Quantum properties of materials promise many improved technological applications, among them probing of microscopic processes. The most elementary quantum probe is a single atom, which employs quantum properties to store information about its environment. While individual ions or ultracold atomic clouds have been used to measure surrounding fields, an atomic probe storing information in its quantum states about a surrounding atomic many-body system remains elusive. Here, we report on not only the realization of such a probe, but one that outperforms a fundamental quantum limit.
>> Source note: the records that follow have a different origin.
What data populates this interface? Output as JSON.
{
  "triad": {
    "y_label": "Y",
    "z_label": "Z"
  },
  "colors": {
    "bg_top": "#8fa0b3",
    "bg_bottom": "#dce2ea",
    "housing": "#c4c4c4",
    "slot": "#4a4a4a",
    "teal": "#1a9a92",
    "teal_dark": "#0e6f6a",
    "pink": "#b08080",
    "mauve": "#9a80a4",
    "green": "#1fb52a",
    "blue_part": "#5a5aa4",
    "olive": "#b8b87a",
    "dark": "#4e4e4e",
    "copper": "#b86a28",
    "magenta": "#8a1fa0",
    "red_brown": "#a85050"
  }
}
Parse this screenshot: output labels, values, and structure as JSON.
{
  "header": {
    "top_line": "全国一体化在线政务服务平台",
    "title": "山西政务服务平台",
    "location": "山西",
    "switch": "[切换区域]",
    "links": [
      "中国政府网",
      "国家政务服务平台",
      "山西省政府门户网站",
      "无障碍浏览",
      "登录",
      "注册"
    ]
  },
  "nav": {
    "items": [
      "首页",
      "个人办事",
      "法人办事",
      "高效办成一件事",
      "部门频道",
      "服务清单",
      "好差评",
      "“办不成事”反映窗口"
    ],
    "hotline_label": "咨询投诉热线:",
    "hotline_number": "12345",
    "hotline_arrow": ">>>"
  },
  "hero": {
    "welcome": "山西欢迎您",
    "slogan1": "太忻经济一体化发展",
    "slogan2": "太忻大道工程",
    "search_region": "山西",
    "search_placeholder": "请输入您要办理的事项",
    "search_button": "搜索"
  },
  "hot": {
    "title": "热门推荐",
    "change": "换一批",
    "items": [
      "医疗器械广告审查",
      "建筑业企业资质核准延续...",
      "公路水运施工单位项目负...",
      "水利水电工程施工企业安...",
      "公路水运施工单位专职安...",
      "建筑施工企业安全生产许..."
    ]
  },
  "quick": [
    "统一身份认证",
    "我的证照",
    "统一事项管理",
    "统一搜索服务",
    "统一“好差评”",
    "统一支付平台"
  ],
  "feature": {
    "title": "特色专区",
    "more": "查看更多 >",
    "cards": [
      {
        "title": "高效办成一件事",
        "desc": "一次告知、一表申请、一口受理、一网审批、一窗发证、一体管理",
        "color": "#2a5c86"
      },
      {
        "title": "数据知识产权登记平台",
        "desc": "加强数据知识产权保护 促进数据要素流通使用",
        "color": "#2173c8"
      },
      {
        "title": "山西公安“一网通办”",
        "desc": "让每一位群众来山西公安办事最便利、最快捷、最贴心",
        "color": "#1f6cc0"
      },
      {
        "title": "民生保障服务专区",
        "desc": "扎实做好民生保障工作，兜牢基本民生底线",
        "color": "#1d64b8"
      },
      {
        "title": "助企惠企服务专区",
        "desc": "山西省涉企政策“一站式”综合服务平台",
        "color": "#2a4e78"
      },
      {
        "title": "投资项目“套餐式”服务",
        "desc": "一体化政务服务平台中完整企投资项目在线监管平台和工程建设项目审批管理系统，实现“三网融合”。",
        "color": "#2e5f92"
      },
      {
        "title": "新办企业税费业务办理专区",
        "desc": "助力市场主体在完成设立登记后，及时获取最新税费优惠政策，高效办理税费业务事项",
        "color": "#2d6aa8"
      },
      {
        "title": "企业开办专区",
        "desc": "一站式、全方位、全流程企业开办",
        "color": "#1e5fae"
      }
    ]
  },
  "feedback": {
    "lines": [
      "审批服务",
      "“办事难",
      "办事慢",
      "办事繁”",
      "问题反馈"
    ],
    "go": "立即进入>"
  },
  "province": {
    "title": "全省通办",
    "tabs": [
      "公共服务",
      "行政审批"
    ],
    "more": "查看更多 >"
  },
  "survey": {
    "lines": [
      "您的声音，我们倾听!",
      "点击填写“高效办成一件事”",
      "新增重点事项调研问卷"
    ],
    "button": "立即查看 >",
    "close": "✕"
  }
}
We realize individual atomic quantum probes by controlling microscopic inelastic collisions that couple the motion of cesium atoms to their spin. We find that the width of the spin distribution, upon reaching a steady state, provides an unambiguous measure of the temperature of a surrounding cold bath of rubidium atoms. This enables local absolute quantum thermometry, reducing temperature measurements to simply measurements of the spin distribution of the probe.

We also find that, surprisingly, we can outperform the so-called Cramer-Rao bound, a fundamental quantum limit on the precision of atomic probes. Since our coupling to spin is quantized, we obtain information about the system quantum by quantum, which optimizes the information flow. For only three spin-exchanging collisions, that is, perturbing the many-body system by three quanta of angular momentum, we obtain the maximum amount of information in the probe.

Our work opens the door to experimental quantum probing and paves the way for new optimization strategies using nonequilibrium dynamics.